Wednesday, January 15, 2014

Sleeping in Tents

When I tell others that we go camping and sleep in tents, I often hear these questions:
What do you sleep on?  
Isn't the ground cold and hard? 
Minnesota is cold all year around at night.
Don't those kids just freeze?!

Our sleeping gear has changed over the years, and at each stage we were pretty satisfied for the most part.

The Pile

For our first camping trips our children slept on piled, inexpensive bed comforters on the tent floor and covered themselves with a couple of polar fleece throw blankets they had each acquired as gifts as toddlers.  We took their bed pillows along for them and away we went!


See that stack on the end of the table?  That huge stack just for two or three children.
See that poor guy thinking, "Where am I going to fit all this back into the van?"
At that time in our camping, that was a good way to go for us.  All the gear was things that we had around anyway.  No extra expense & nothing else to store!  Awesome.
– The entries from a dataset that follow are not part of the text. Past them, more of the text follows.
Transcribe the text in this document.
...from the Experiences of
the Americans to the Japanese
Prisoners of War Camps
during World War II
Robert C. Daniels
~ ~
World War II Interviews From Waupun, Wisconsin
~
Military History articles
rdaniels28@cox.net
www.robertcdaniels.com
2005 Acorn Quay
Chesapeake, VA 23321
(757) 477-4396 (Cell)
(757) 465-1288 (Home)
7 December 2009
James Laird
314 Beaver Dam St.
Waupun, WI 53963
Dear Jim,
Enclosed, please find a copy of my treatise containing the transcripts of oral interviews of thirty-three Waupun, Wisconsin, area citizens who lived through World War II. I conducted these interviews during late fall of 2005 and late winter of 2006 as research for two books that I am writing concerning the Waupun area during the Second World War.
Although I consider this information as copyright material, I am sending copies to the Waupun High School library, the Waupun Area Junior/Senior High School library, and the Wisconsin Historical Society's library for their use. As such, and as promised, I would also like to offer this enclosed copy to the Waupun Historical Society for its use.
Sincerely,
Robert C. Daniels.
But the drawbacks were two-fold.  The Pile is really bulky.  Those items were well over half of our gear for the trip.  And The Pile is also not very warm.  The comforters' insulating layer is easily compressed.  It's designed to insulate by holding air above the body.  When under the weight of a body, they compress.  When the loft is gone, the insulation is gone, too.  Bummer.


So, we went on to our next plan!

Standard Backpacking Gear

There are lots of foam mats and sleeping bags that are targeted at backpackers. Boasts of light packweights and compact options abound.  When we were first buying these, we went to Cabela's store and compared them ourselves... as best as you can from the store shelf, anyway.
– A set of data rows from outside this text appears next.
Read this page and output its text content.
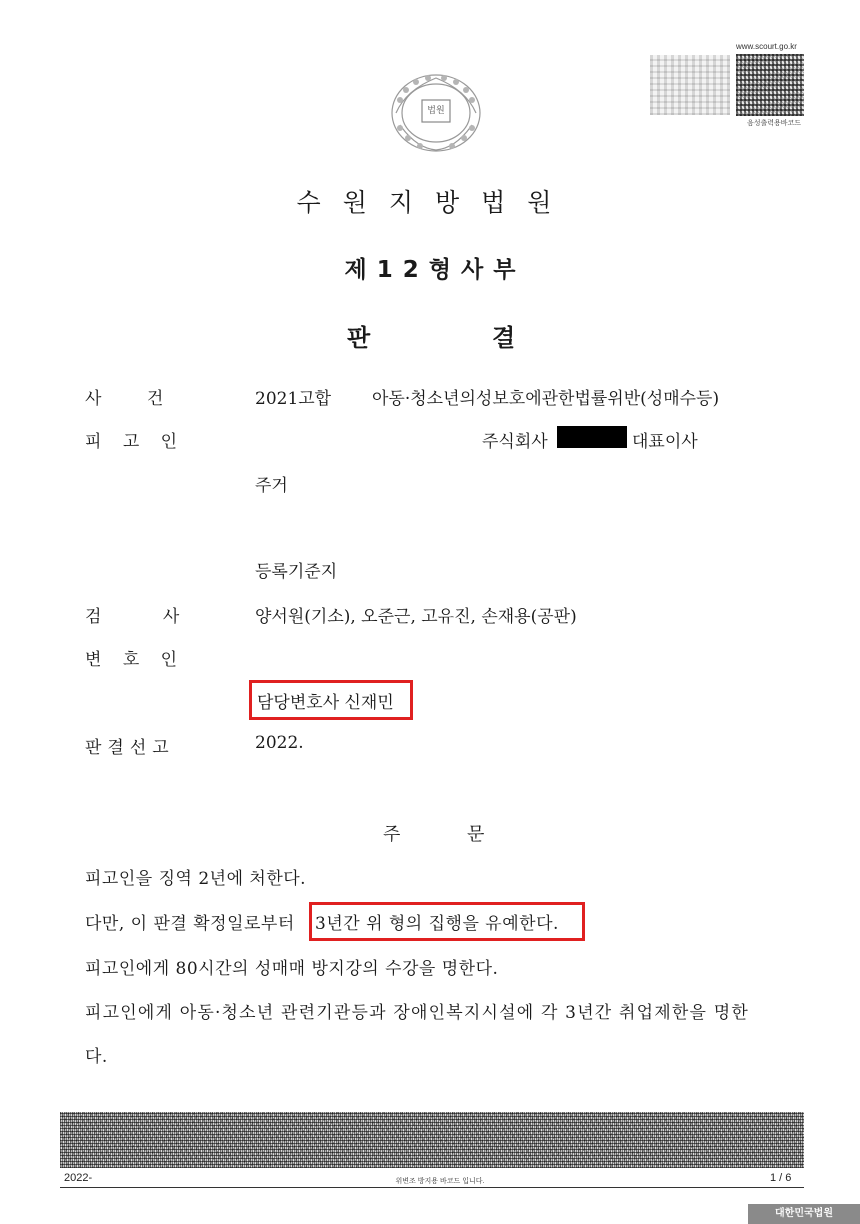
법원
www.scourt.go.kr
음성출력용바코드
수원지방법원
제12형사부
판	결
사 건	2021고합 아동·청소년의성보호에관한법률위반(성매수등)
피 고 인	주식회사	대표이사
주거
등록기준지
검 사	양서원(기소), 오준근, 고유진, 손재용(공판)
변 호 인
담당변호사 신재민
판결선고	2022.
주	문
피고인을 징역 2년에 처한다.
다만, 이 판결 확정일로부터 3년간 위 형의 집행을 유예한다.
피고인에게 80시간의 성매매 방지강의 수강을 명한다.
피고인에게 아동·청소년 관련기관등과 장애인복지시설에 각 3년간 취업제한을 명한
다.
2022-	위변조 방지용 바코드 입니다.	1 / 6
대한민국법원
We came home with the version of these available in 2004.  We got two longer ones that could be velcro-ed together for us old parents to use and torso length mats for the children.
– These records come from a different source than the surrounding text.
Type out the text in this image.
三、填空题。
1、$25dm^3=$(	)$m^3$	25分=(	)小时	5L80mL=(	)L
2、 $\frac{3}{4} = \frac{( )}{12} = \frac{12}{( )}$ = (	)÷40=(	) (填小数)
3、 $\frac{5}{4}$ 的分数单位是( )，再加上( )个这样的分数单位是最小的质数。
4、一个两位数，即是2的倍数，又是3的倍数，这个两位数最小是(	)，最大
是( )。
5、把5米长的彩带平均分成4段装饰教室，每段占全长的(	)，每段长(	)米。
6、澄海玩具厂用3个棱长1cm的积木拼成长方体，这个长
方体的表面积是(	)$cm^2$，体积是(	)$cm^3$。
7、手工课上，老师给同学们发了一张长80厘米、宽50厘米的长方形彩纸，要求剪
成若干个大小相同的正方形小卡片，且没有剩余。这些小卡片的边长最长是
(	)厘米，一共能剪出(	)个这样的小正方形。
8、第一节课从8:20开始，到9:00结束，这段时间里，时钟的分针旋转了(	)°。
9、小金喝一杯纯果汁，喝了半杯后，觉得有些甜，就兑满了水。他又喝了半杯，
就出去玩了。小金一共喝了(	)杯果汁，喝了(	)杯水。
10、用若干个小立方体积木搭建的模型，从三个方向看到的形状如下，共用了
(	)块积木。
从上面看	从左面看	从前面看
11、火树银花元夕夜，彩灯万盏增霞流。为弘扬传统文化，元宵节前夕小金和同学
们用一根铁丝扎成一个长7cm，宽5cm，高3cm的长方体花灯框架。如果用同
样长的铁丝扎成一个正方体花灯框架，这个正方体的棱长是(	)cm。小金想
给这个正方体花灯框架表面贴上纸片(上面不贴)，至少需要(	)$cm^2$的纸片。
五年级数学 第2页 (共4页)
Full-body mats are maroon.
Torso mats are blue.
Unrolled and rolled & packed.
Yardstick and two-liter bottle included for size perspective.


These mats are self-inflating, open-cell foam. They were quite light weight and compress to nice, tidy packages.  Very nice pairing with our sleeping bags.



Our Kelty Light Year +45 sleeping bags, purchased at about the same time as our mats, served us very well!  Down-filled and mummy style, it was excellent insulation for all the children.  Even our toddlers did well in these bags.  

Sleeping bag hint - Short people can get lost in the bottoms of their sleeping bags.  This situation will result in midnight muffled cries and someone getting up to rescue the lost child.  A better solution is to use a ponytail holder on the foot end of the sleeping bag.  Customize the length of any bag to fit your shortest campers!

Though I love the materials and washing machine friendly features of these bags, the compact size is what made them most wonderful.  In the photo you see two full-sized mummy bags in their compression packs.  Coming in just about the size of a 2-liter bottle, we could tuck all the bags for our whole family in the little nooks & crannies of the van.  Packing was made so much easier than the days of the pile of blankets.
And now...

You're speaking in past-tense, aren't you?  What's up with that?  Well, just like we've done with our tents, we've changed our choices yet again.  Learning from ultralight backpacking and Ray Jardine, we've started making our own gear and making the adaptations to them that make them just right!   But that's another blog post, too...



1 comment:

  1. Enjoyed this post. Gave just a little insight into your camping over the years!